Ella negó con la cabeza.
—No tiene sentido. Julhi te encontrará cuando lo desee. Nadie escapa de Julhi.
—Voy a intentarlo —dijo nuevamente, con testarudez—. ¿Vienes conmigo?
—No. Estoy… cansada. Esperaré aquí. Regresarás.
Él dio media vuelta sin añadir nada más y penetró al azar en la floresta de columnas que rodeaban la pequeña estancia alfombrada. El suelo resbalaba bajo sus botas y relucía con un brillo apagado. Las columnas también relucían a lo largo de toda su superficie pulimentada, sin arrojar ninguna sombra en la extraña luz difusa que ocupaba el lugar, como si faltase una dimensión, de modo que aquel bosque resplandeciente parecía curiosamente plano. Avanzó por él resuelto, mirando una y otra vez hacia atrás para seguir un recorrido en línea recta desde el pequeño espacio exento que había abandonado. Vio cómo se iba quedando detrás hasta perderse completamente entre las columnas y desaparecer, mientras él vagaba a través de la interminable espesura, oyendo sólo los ecos de sus propias pisadas, sin nada que rompiera la monotonía de las relucientes columnas hasta que le pareció vislumbrar un montón de tapices a lo lejos, a través de una perspectiva sin sombras. Echó a correr hacia allí, con la esperanza de haber encontrado por fin una forma de salir del bosque, y llegó finalmente a aquel lugar. Al apartar uno de los tapices se encontró con los ojos levemente risueños de Apri. De algún modo, el camino le había llevado al punto inicial.
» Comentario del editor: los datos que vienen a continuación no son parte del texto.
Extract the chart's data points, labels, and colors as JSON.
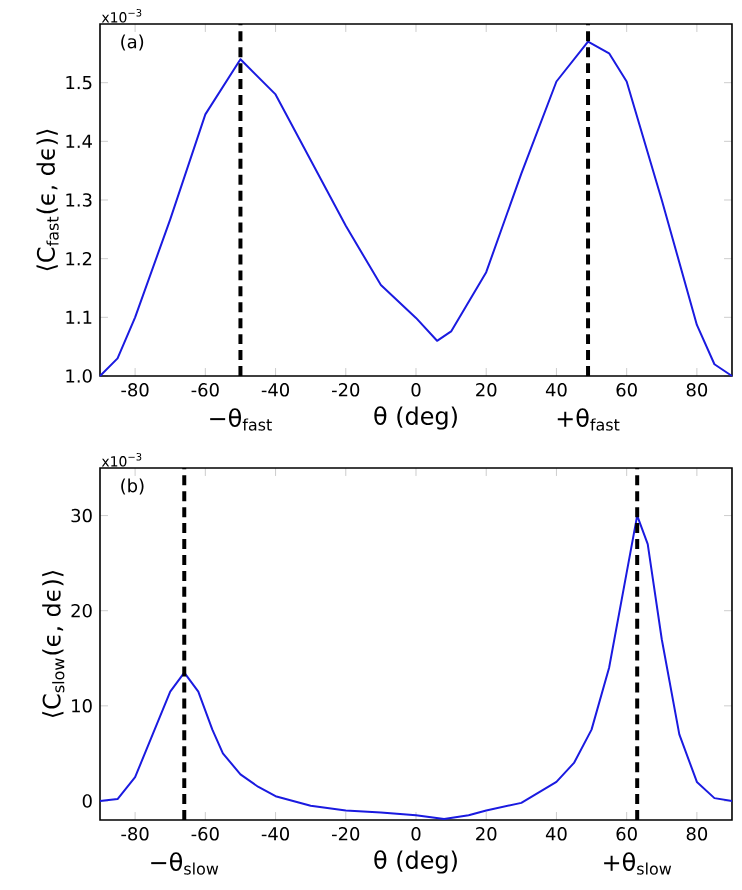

Gruñó de disgusto y volvió a hundirse entre las columnas. En aquella ocasión no estuvo vagando durante más de diez minutos antes de volver al lugar del que saliera. Lo intentó una tercera vez, y le pareció no haber dado más de una docena de pasos antes de que el camino se retorciese a sus pies y le catapultase de nuevo en la estancia que acababa de dejar. Apri sonrió mientras él se hundía en uno de los divanes y la miraba con ojos pálidos bajo unas cejas fruncidas.
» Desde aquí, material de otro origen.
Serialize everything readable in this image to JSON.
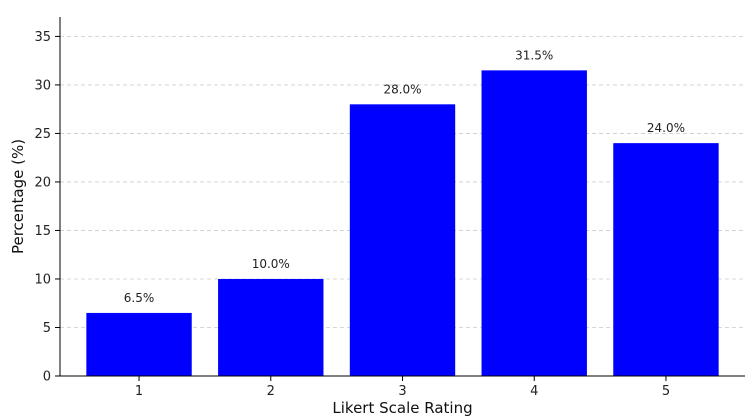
{
  "chart_data": {
    "type": "bar",
    "title": "",
    "xlabel": "Likert Scale Rating",
    "ylabel": "Percentage (%)",
    "categories": [
      "1",
      "2",
      "3",
      "4",
      "5"
    ],
    "values": [
      6.5,
      10.0,
      28.0,
      31.5,
      24.0
    ],
    "data_labels": [
      "6.5%",
      "10.0%",
      "28.0%",
      "31.5%",
      "24.0%"
    ],
    "ylim": [
      0,
      37
    ],
    "yticks": [
      0,
      5,
      10,
      15,
      20,
      25,
      30,
      35
    ],
    "grid": "y-dashed",
    "legend": "none",
    "bar_color": "#0000ff",
    "grid_color": "#cccccc"
  }
}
—No hay escapatoria —volvió a decir—. Creo que este lugar está construido sobre un plano distinto al que conocemos, con todas sus líneas corriendo a lo largo de un círculo cuyo centro es esta habitación. Pues sólo un círculo tiene límites, aunque no fin, como las columnas que nos rodean.
—¿Quién es Julhi? —preguntó Smith de sopetón—. ¿Qué es?
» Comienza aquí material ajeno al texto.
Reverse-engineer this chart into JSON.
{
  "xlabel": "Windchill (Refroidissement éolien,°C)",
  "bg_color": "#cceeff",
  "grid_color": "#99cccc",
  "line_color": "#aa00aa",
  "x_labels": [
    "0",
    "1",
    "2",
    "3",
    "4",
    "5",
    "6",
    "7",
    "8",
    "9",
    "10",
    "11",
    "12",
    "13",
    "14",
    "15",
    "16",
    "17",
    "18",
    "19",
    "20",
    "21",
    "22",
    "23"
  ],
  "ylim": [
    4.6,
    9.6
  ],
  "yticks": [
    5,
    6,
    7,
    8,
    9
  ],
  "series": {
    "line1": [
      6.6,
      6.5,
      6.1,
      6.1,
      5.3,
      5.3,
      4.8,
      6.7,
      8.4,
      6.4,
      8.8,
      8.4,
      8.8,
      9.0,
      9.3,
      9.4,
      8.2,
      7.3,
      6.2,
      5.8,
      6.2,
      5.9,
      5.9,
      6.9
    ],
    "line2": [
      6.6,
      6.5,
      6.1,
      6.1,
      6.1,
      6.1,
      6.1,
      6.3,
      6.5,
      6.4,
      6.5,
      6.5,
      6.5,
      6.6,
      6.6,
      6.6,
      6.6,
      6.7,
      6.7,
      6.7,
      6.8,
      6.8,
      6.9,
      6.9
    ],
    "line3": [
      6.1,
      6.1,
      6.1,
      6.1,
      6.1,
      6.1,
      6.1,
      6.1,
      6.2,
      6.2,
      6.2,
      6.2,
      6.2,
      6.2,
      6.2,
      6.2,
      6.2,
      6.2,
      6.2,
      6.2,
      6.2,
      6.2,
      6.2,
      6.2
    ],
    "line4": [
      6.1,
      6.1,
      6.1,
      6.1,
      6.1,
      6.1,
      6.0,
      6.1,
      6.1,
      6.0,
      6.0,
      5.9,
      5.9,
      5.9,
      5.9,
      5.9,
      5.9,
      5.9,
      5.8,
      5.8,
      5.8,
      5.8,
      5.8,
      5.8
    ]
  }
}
—Es… una diosa, quizá. O un demonio salido del infierno. O ambas cosas. Procede del lugar que hay al otro lado de la luz… No puedo explicártelo. Yo fui quien abrió la puerta para ella, creo, y a través de mí, ella mira en el interior de la luz que debo invocar cuando me lo ordena. ¡Me volveré loca… loca!
La desesperación llameó súbitamente en sus ojos y desapareció al momento, dejando su rostro más blanco que antes. Sus manos se alzaron en un pequeño gesto fútil y volvieron a caer sobre su regazo. Ella negó con la cabeza.